When I was a sophomore, there was this one time when we were jolted out of our seats during the last period of the day. The school loudspeaker blared the announcement that we were on lockdown. (It was not called lockdown; that’s a fairly recent phenomenon.)
All faculty and students were told to remain in their classrooms — an unusual announcement compared with those we generally heard: “Third (or fourth or whatever) period is now over; please proceed to your next period.”
The sound of adult footsteps could be heard running in the hallways to lock the exit doors. We could also hear the police sirens, and by looking out the third-story window of the classroom I was in, we could see the police cars drag-racing to the scene.
One of the gangs not affiliated with our school must have been on the prowl, looking for trouble. This time the trouble was referred to as the Fordham Baldies.
It seems that one of the girls belonging to this outside gang was maligned by one of the Fordham Baldettes. It was quite exciting. We could hear the sound the zip guns made. My G-d, we were so street-smart and so naive at the same time.
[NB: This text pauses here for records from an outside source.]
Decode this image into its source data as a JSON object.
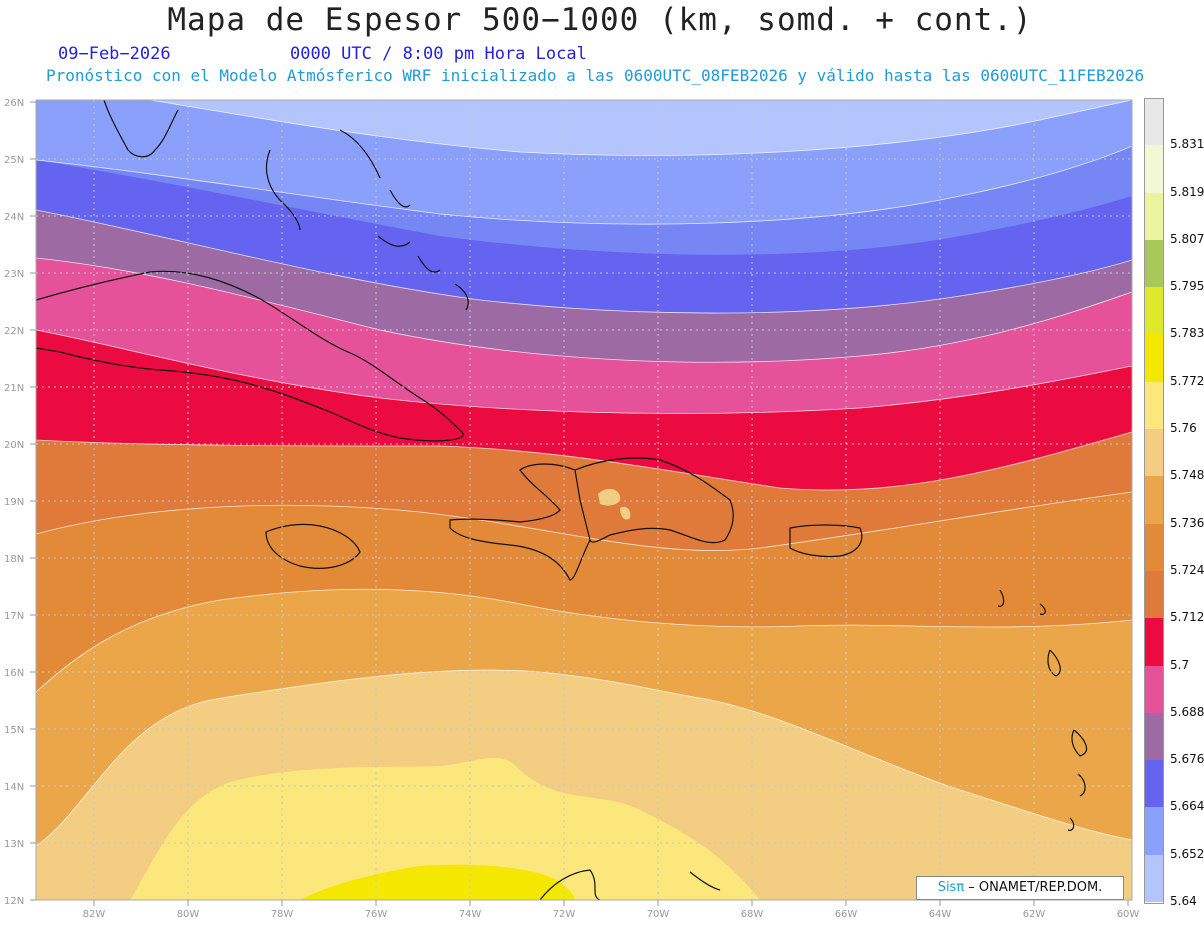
{
  "title": "Mapa de Espesor 500−1000 (km, somd. + cont.)",
  "date": "09−Feb−2026",
  "time": "0000 UTC / 8:00 pm Hora Local",
  "subtitle": "Pronóstico con el Modelo Atmósferico WRF inicializado a las 0600UTC_08FEB2026 y válido hasta las  0600UTC_11FEB2026",
  "lat_labels": [
    "26N",
    "25N",
    "24N",
    "23N",
    "22N",
    "21N",
    "20N",
    "19N",
    "18N",
    "17N",
    "16N",
    "15N",
    "14N",
    "13N",
    "12N"
  ],
  "lon_labels": [
    "82W",
    "80W",
    "78W",
    "76W",
    "74W",
    "72W",
    "70W",
    "68W",
    "66W",
    "64W",
    "62W",
    "60W"
  ],
  "colorbar": {
    "levels": [
      "5.831",
      "5.819",
      "5.807",
      "5.795",
      "5.783",
      "5.772",
      "5.76",
      "5.748",
      "5.736",
      "5.724",
      "5.712",
      "5.7",
      "5.688",
      "5.676",
      "5.664",
      "5.652",
      "5.64"
    ],
    "colors": [
      "#e8e8e8",
      "#f2f7d6",
      "#e8f4a0",
      "#a8c85a",
      "#e0e82c",
      "#f5e800",
      "#fce77c",
      "#f2cd82",
      "#eba64a",
      "#e28a38",
      "#df7a3a",
      "#ec0b41",
      "#e6529a",
      "#9e6aa4",
      "#6464f0",
      "#8aa0fa",
      "#b4c4fc"
    ]
  },
  "credit": {
    "brand": "Sisπ",
    "text": " – ONAMET/REP.DOM."
  }
}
Fifteen minutes later, it was all over but the rumors.
Of course, I never told my mom or dad. They would have yanked me out of that school, and G-d knows where I would have wound up.
The positive: We were released early that day. I think the administrators could not wait to get rid of us.
Let’s talk ponytails.
In our junior year, we could audition for the cheerleading squad. So many girls auditioned and had to be interviewed that it took two afternoons to complete the process.
My last name started with W, so of course my turn arrived on the second day, almost last. For sure I did not see myself being chosen. I kept telling myself that at least I didn’t fall.
I made it.
Suddenly, I lost all sense of being humble and took on an air of privilege.
No worries: This phase did not last long. If it had not been for the basketball players being watchful of their cheerleaders, not only would I have had the privilege slapped out of me, but also my ponytail would have been yanked — hard — or just simply cut off by the Baldettes.
On this particular day, I performed like a cool cucumber; like I was not scared out of my mind of what could happen if I met this girl alone. I believed that she would not come alone, and they would all stomp me to death, or worse, far worse, cut off my ponytail.
I knew if and when I became captain, hurting me would be off-limits. It turned out to be true — thank goodness.
So on this momentous day I did what any other red-blooded cheerleader would do: I asked the captain of the basketball team to accompany me on this terrifying encounter.
He did; she didn’t. All’s well that ends well. Let me hear a resounding amen!